Ces dernières années, les parents et grands-parents ont été des milliers à offrir à leurs enfants les romans de J.K. Rowling. Parfait! Harry Potter leur a donné le goût de lire, c’est génial, les Éditions Gallimard ont fait fortune, rien à redire. Mais si on pratiquait la politique de l’alternance? Si, la prochaine fois, on essayait autre chose? Par exemple: aux pré-ados récalcitrants, si on offrait Le Mystère de la chambre froide de Nando Michaud (Éd. Balzac), ou toute la série des "cadavres" de Robert Soulières (Un cadavre de classe, Un cadavre de luxe, Un cadavre stupéfiant, chez Soulières Éditeur), un roman de Dominique Demers, ou de Sonia Sarfati, ou de François Gravel?

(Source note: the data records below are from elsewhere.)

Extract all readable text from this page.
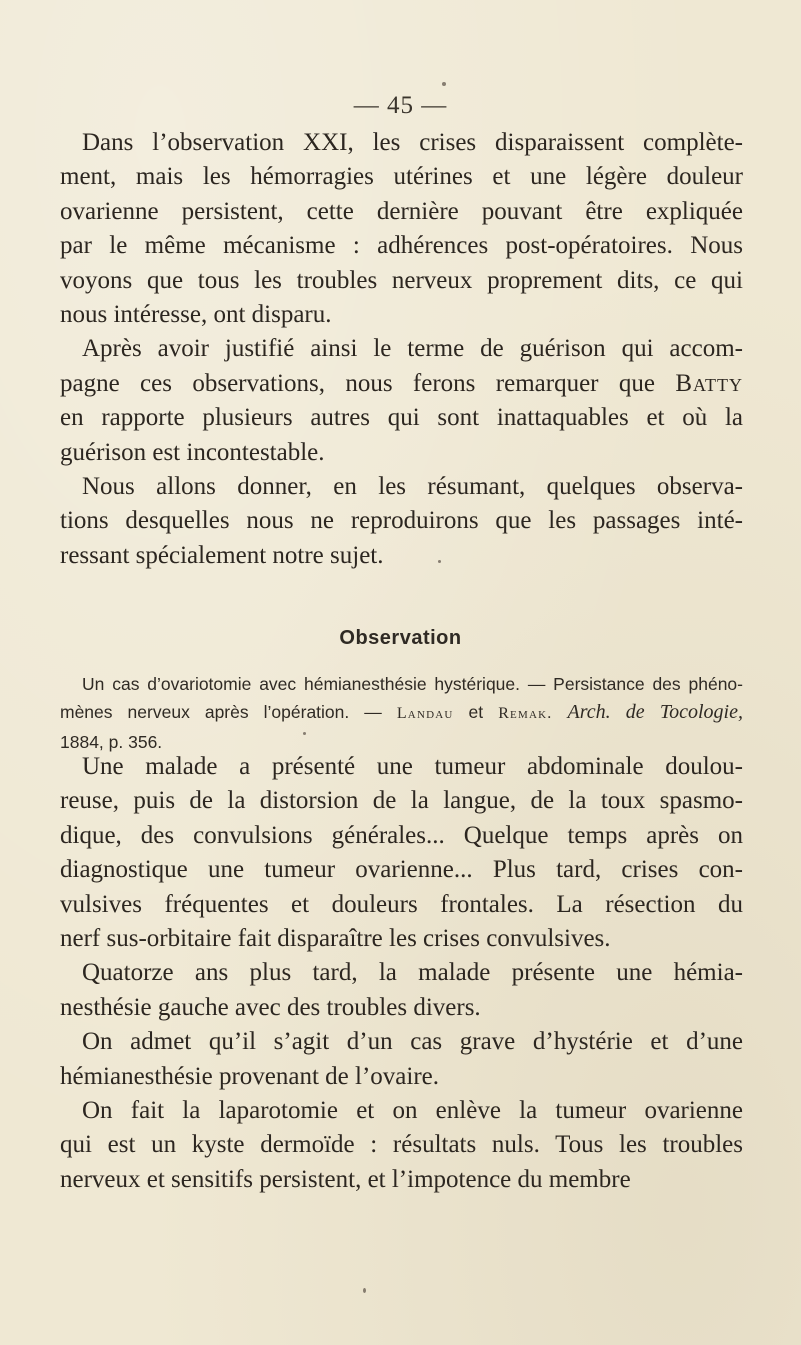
— 45 —
Dans l’observation XXI, les crises disparaissent complète-
ment, mais les hémorragies utérines et une légère douleur
ovarienne persistent, cette dernière pouvant être expliquée
par le même mécanisme : adhérences post-opératoires. Nous
voyons que tous les troubles nerveux proprement dits, ce qui
nous intéresse, ont disparu.
Après avoir justifié ainsi le terme de guérison qui accom-
pagne ces observations, nous ferons remarquer que Batty
en rapporte plusieurs autres qui sont inattaquables et où la
guérison est incontestable.
Nous allons donner, en les résumant, quelques observa-
tions desquelles nous ne reproduirons que les passages inté-
ressant spécialement notre sujet.
Observation
Un cas d’ovariotomie avec hémianesthésie hystérique. — Persistance des phéno-
mènes nerveux après l’opération. — Landau et Remak. Arch. de Tocologie,
1884, p. 356.
Une malade a présenté une tumeur abdominale doulou-
reuse, puis de la distorsion de la langue, de la toux spasmo-
dique, des convulsions générales... Quelque temps après on
diagnostique une tumeur ovarienne... Plus tard, crises con-
vulsives fréquentes et douleurs frontales. La résection du
nerf sus-orbitaire fait disparaître les crises convulsives.
Quatorze ans plus tard, la malade présente une hémia-
nesthésie gauche avec des troubles divers.
On admet qu’il s’agit d’un cas grave d’hystérie et d’une
hémianesthésie provenant de l’ovaire.
On fait la laparotomie et on enlève la tumeur ovarienne
qui est un kyste dermoïde : résultats nuls. Tous les troubles
nerveux et sensitifs persistent, et l’impotence du membre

Si, aux ados désabusés, qui sont à l’âge crucial où les lectures laissent des marques impérissables, on offrait Sylvain Trudel (Le Souffle de l’harmattan, Du mercure sous la langue), les nouvelles de Jean Pierre Girard (Silences, Espaces à occuper…) ou de Nadine Bismuth, les road-books de Jacques Poulin (Volkswagen blues, La Tournée d’automne), l’univers de Gaétan Soucy (L’Acquittement, La petite fille qui aimait trop les allumettes), celui de Louis Hamelin (Cow-boy, Ces spectres agités, Le Joueur de flûte), d’Élise Turcotte (Le Bruit des choses vivantes, L’Île de la Merci, La Maison étrangère)? Jean-Jacques Pelletier pour les fervents de suspense; Patrick Senécal pour les amateurs de sensations fortes; Chrystine Brouillet, Jacques Côté, Trevor Ferguson alias John Farrow pour les fans de polar? Pour les esprits critiques, les insatiables, les difficiles à impressionner, tous les romans de Jean-François Chassay, et pour ceux qui veulent "s’évader", les romans de Dany Laferrière (toute la suite "haïtienne"), ceux de David Homel (du premier au dernier), de Philippe Poloni? La liste pourrait s’allonger indéfiniment. Pierre Yergeau, Christiane Frenette, Jocelyne Saucier, Michael Delisle. Il suffit d’être curieux, il y a des libraires passionnés, des bibliothécaires férus, des amateurs éclairés, des publications spécialisées.
Sous les projecteurs
La littérature québécoise se porte bien, encore une fois merci, mais elle se porterait encore mieux si l’on croyait, au sens quasi religieux du terme, à ses qualités. Si les patrons des chaînes de télé, les producteurs, ceux qui tiennent les cordons de la bourse y croyaient eux aussi. Et si les lecteurs, avant tout, y croyaient. Si l’on cessait de la comparer à la littérature française, comme on compare nos langues respectives, en s’empêtrant dans nos contradictions (on a honte de parler québécois, mais on méprise les Québécois qui parlent "à la française").
Après tout, la France n’a pas le monopole du français. Gabrielle Roy était manitobaine, Anne Hébert venait de Québec, et leur parfaite maîtrise de la langue est indubitable. Et puis, le monde change, l’ère des étiquettes nationalistes achève. Bientôt on ne pourra plus parler de littérature française, ou québécoise, ou canadienne sans mélanger nos pinceaux. Yann Martel, cet auteur québécois, né de parents québécois francophones, qui écrit en anglais, publie chez un éditeur canadien-anglais, est traduit (du moins, jusqu’à maintenant) chez des éditeurs québécois, vient de remporter le Booker Prize: son cas n’est-il pas un éclatant exemple que la littérature québécoise a changé? Les étiquettes abolies, ce sera peut-être la fin des préjugés.